First, I'm an American, and damned proud of it. I'm also deeply grateful to this nation because I was born poor and this country gave me and millions upon millions of others the chance to live the American Dream. I'm also a devout believer in our fundamental national values of equality of liberty and opportunity and in the irrepressible American spirit. And I believe that each of us must be as vigilant and protective of the rights of equality and opportunity of our fellow Americans as we are of our own, and honor our obligations to our nation and future generations of Americans.
Nearly all of us have an ideal of what America ought to be. My ideal was shaped by elementary school teachers who taught us that George Washington didn't lie and took responsibility for his actions. An ideal framed in the classroom by portraits of presidents on the wall, looking down on us from their lofty perches in history. Biographies of Jefferson, Lincoln, and Teddy Roosevelt. And Benjamin Franklin. Stories about Tom Sawyer and Huckleberry Finn. Frank and Joe Hardy.
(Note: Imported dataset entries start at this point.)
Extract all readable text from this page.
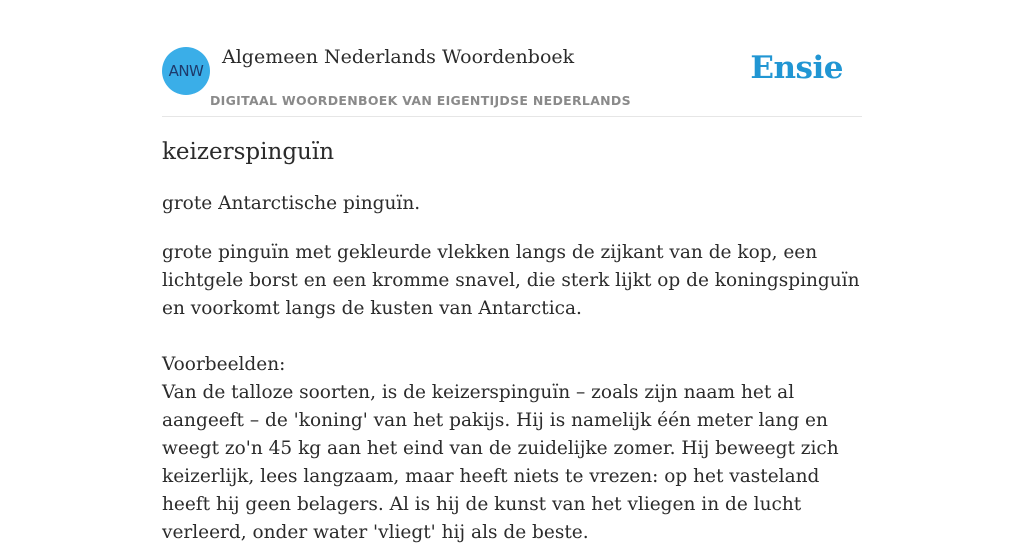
ANW
Algemeen Nederlands Woordenboek
DIGITAAL WOORDENBOEK VAN EIGENTIJDSE NEDERLANDS
Ensie
keizerspinguïn
grote Antarctische pinguïn.

grote pinguïn met gekleurde vlekken langs de zijkant van de kop, een lichtgele borst en een kromme snavel, die sterk lijkt op de koningspinguïn en voorkomt langs de kusten van Antarctica.

Voorbeelden:

Van de talloze soorten, is de keizerspinguïn – zoals zijn naam het al aangeeft – de 'koning' van het pakijs. Hij is namelijk één meter lang en weegt zo'n 45 kg aan het eind van de zuidelijke zomer. Hij beweegt zich keizerlijk, lees langzaam, maar heeft niets te vrezen: op het vasteland heeft hij geen belagers. Al is hij de kunst van het vliegen in de lucht verleerd, onder water 'vliegt' hij als de beste.
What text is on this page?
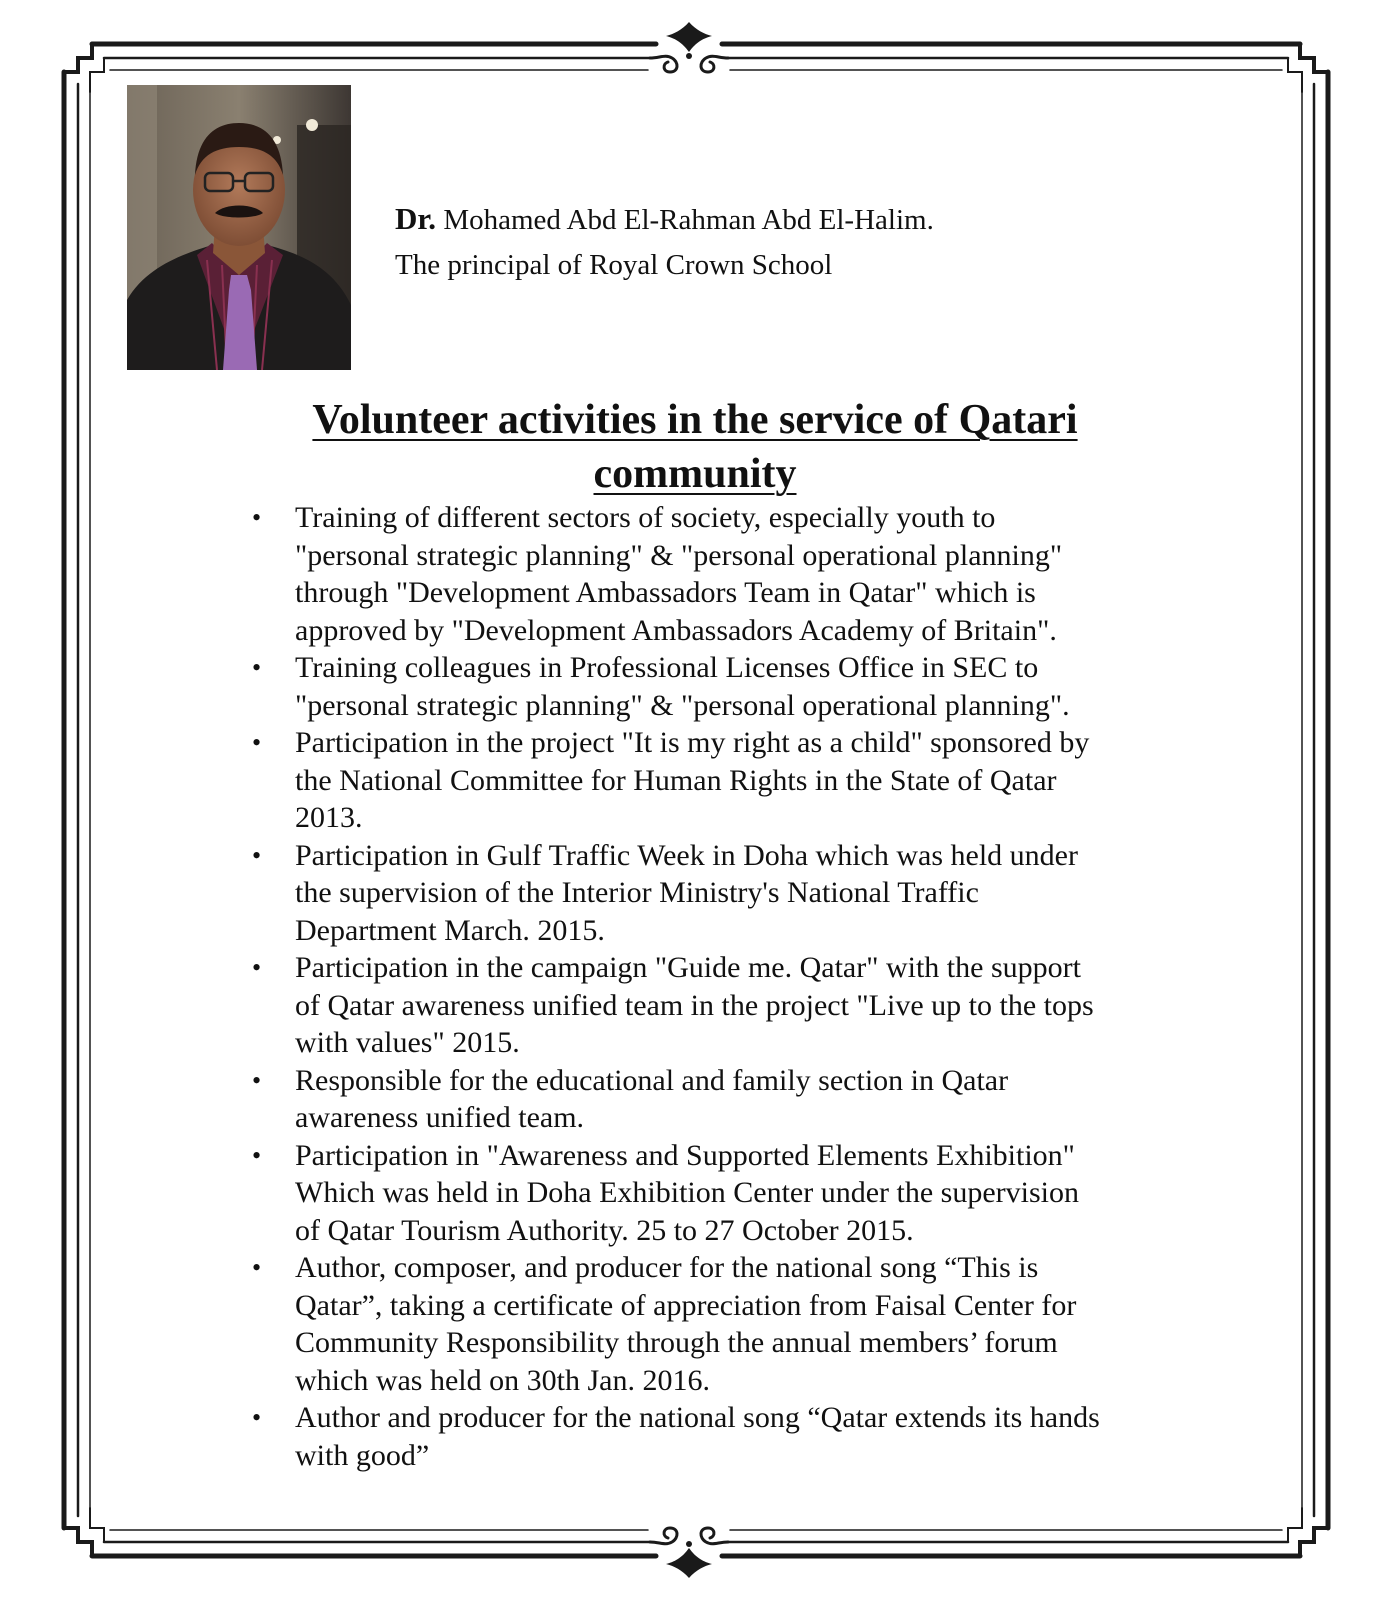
Dr. Mohamed Abd El-Rahman Abd El-Halim.
The principal of Royal Crown School
Volunteer activities in the service of Qatari
community
• Training of different sectors of society, especially youth to
"personal strategic planning" & "personal operational planning"
through "Development Ambassadors Team in Qatar" which is
approved by "Development Ambassadors Academy of Britain".
• Training colleagues in Professional Licenses Office in SEC to
"personal strategic planning" & "personal operational planning".
• Participation in the project "It is my right as a child" sponsored by
the National Committee for Human Rights in the State of Qatar
2013.
• Participation in Gulf Traffic Week in Doha which was held under
the supervision of the Interior Ministry's National Traffic
Department March. 2015.
• Participation in the campaign "Guide me. Qatar" with the support
of Qatar awareness unified team in the project "Live up to the tops
with values" 2015.
• Responsible for the educational and family section in Qatar
awareness unified team.
• Participation in "Awareness and Supported Elements Exhibition"
Which was held in Doha Exhibition Center under the supervision
of Qatar Tourism Authority. 25 to 27 October 2015.
• Author, composer, and producer for the national song “This is
Qatar”, taking a certificate of appreciation from Faisal Center for
Community Responsibility through the annual members’ forum
which was held on 30th Jan. 2016.
• Author and producer for the national song “Qatar extends its hands
with good”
An ideal shaped by Fourth of July parades in my small hometown of Rupert, Idaho. An ideal passed on by a high school teacher, Elizabeth Toolson, who made me believe, as did she, that a poor boy born in Texas and raised in Idaho could go to Harvard. At Harvard, Professors Oscar Handlin and Frank Freidel taught me how powerful ideas and working people built the country, and saved it more than a few times.
My ideal of America was also shaped by the Vietnam War, and by the protests against it. The struggle for civil rights and the death of Martin Luther King, Jr. The Apollo project and Neil Armstrong's first steps on the moon. The OPEC oil crises and the Persian Gulf War. The stock market crash of 1987 and the greatest bull market in Wall Street history. Presidential impeachment and the collapse of the Soviet Union. More than thirty years in journalism have revealed the best and the worst of us, the base and the uplifting, the ordinary and the spectacular, the cruel and the truly good, including all that this country can accomplish and all that it is capable of becoming.
After the tragedy of September 11, the corporate corruption scandals, and now the war in Iraq, I cannot imagine most Americans are content to allow our elites to continue to further debase the ideals of our nation and determine our course into the future. Both of our major political parties have become little more than well- funded marketing organizations, advertising brands that the corporate and special- interest elites manage for their own benefits, with almost no regard for the common good and the national interest. We have much to overcome, and much to do. That's why I'm an in de pen dent and a populist. I no longer believe the Republican and Democratic parties are capable of serving the people: Their priorities and focus are the special interests and corporatists who fund them, and now direct them and the rest of us. The consent of the governed is the foundation of our government and its endurance over the past two hundred years. If the American people are to prevail against the challenges of the next two hundred years, we must end our apathetic and uninformed acquiescence to elitist unrepresentative governance and demand that our political leaders respectfully seek our consent rather than take for granted our submission.